The average loan term is over 60 months and $30,000… can people still afford to buy new cars?
No, that shiny new car isn’t a necessity, but we want it- and some Americans are willing to go great lengths to get it. What new car owners see is the new car, immaculate interior, and the odometer at 5 miles. What many drivers do not see is that new-car loans are more expensive than they’ve ever been before. Aside from that, many are rolling their old loans into new loans, which is a recipe for financial disaster.
According to a report by The Wall Street Journal, only 18 percent of households in the United States can afford to pay cash for a new car. With so many people living beyond their means, it’s easy to get caught up in an unfavorable car loan. What’s difficult is having the willpower to buy a used car when many consumers want a new car.
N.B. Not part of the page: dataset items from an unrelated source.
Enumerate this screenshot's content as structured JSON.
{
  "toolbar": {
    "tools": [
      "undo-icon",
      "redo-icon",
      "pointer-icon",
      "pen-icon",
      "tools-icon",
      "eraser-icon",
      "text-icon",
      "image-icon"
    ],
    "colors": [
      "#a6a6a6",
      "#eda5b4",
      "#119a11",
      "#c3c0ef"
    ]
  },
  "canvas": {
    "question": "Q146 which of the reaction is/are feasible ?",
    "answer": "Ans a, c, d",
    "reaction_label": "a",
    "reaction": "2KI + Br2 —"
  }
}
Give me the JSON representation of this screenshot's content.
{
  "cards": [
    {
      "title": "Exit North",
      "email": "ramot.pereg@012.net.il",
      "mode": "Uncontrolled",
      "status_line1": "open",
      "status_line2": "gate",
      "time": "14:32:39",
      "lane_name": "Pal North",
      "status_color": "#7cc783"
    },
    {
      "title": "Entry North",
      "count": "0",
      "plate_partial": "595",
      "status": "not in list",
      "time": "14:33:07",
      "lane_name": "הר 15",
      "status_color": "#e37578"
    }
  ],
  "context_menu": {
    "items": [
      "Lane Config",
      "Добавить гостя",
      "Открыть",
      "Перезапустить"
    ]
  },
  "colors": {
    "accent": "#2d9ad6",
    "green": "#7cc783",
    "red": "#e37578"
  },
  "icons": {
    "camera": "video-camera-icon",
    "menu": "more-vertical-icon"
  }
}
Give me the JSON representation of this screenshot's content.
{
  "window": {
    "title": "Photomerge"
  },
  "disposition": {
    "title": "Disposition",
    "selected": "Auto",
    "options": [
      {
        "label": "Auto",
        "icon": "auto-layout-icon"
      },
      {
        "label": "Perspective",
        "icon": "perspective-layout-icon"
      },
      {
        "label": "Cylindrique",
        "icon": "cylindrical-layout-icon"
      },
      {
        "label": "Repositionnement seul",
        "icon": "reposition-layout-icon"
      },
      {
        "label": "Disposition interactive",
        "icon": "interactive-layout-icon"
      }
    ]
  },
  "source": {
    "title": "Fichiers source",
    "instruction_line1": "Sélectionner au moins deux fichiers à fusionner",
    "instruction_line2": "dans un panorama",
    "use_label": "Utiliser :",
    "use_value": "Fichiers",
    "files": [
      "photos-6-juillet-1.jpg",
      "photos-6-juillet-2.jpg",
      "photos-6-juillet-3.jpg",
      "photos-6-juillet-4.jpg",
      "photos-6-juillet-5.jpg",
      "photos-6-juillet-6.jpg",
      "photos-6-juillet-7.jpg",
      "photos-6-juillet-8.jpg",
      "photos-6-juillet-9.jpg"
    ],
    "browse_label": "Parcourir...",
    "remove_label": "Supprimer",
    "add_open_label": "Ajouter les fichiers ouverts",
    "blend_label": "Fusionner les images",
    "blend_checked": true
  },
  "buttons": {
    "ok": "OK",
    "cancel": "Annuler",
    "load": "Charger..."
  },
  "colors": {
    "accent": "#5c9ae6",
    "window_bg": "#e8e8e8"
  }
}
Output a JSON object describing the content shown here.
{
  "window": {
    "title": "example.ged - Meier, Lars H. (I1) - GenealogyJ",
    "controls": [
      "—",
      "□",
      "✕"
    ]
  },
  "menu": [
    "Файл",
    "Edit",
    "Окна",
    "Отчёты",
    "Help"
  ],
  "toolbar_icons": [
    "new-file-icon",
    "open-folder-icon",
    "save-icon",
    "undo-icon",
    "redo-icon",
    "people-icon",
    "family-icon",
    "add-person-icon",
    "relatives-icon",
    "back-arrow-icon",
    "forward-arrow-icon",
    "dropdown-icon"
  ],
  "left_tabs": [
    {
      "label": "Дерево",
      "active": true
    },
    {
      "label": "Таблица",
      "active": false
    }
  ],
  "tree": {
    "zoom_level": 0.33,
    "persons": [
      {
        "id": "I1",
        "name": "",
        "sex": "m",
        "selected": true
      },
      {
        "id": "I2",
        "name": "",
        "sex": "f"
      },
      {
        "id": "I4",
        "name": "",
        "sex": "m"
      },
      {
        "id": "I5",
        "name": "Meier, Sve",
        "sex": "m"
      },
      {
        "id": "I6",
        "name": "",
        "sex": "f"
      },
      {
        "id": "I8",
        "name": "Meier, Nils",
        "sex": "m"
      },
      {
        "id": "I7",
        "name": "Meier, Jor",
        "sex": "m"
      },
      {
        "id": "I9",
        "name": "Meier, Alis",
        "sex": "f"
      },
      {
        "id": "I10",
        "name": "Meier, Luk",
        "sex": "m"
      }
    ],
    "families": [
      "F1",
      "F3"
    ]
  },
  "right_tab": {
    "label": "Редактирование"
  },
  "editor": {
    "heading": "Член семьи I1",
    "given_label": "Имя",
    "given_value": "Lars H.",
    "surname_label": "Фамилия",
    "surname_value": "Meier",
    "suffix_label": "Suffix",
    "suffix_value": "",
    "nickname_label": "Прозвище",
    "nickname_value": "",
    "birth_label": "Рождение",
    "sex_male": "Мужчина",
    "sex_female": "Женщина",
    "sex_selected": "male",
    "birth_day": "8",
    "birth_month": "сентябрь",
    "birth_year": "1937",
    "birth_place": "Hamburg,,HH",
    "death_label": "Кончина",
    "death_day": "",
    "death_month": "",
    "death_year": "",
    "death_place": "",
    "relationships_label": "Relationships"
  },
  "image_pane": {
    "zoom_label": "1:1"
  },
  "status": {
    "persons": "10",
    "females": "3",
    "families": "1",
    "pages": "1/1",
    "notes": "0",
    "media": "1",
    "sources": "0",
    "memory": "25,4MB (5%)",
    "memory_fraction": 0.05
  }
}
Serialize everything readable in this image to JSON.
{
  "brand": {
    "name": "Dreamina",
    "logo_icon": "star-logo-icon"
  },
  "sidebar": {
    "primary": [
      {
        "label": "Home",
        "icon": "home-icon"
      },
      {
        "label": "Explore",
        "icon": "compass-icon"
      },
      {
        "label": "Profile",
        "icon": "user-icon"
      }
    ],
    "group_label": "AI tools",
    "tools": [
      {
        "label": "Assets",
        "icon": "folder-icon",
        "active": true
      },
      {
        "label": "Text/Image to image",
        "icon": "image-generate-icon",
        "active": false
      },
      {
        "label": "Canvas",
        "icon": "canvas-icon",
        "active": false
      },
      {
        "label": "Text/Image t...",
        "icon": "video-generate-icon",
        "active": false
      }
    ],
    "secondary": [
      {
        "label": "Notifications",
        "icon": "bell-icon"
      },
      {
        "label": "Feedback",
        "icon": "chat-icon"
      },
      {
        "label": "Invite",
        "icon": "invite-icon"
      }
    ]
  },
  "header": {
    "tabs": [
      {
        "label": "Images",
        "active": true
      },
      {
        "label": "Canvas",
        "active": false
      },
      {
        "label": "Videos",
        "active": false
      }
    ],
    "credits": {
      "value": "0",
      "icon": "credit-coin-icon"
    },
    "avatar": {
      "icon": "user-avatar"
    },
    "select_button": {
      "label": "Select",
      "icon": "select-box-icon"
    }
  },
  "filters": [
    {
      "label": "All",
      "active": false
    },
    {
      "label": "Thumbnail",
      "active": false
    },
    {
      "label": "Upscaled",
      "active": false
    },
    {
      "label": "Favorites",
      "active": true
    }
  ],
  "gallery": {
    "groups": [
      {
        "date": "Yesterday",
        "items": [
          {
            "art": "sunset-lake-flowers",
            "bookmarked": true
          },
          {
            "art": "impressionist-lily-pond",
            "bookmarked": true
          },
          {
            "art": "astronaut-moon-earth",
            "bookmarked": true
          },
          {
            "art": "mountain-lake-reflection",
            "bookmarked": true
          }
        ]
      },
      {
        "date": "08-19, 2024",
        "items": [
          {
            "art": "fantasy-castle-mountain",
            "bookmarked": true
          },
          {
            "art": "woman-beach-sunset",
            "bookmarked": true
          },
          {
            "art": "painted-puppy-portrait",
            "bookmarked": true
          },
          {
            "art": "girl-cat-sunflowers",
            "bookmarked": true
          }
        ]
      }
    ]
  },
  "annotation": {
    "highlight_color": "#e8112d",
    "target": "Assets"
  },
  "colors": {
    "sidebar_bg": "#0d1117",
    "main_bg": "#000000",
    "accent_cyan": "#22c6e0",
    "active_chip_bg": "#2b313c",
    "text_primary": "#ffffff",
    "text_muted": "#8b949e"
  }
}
According to Experian, the average new car loan was $32,119 during the second quarter of this year. For a used car, it was $20,156. Of those with loan payments, over seven million people are 90+ days behind on their payments. To make matters even worse, The Consumer Financial Protection Bureau estimates that 42 percent of all car loans made in the year 2017 were 72 months or longer, with the average loan length for new cars at 69 months.
With the country swimming in $1.2 billion of auto debt, it’s easy to get caught up in the mess. While some monthly payments may seem small, the overall price of many loans (including monthly taxes, fees, etc.) can become much higher when interest is added. According to the Wall Street Journal, average interest rates are at 10 percent for used cars and 6 percent for new cars. A third of all car owners now roll their debt into new loans, compared to only a quarter of car owners before the 2009 recession.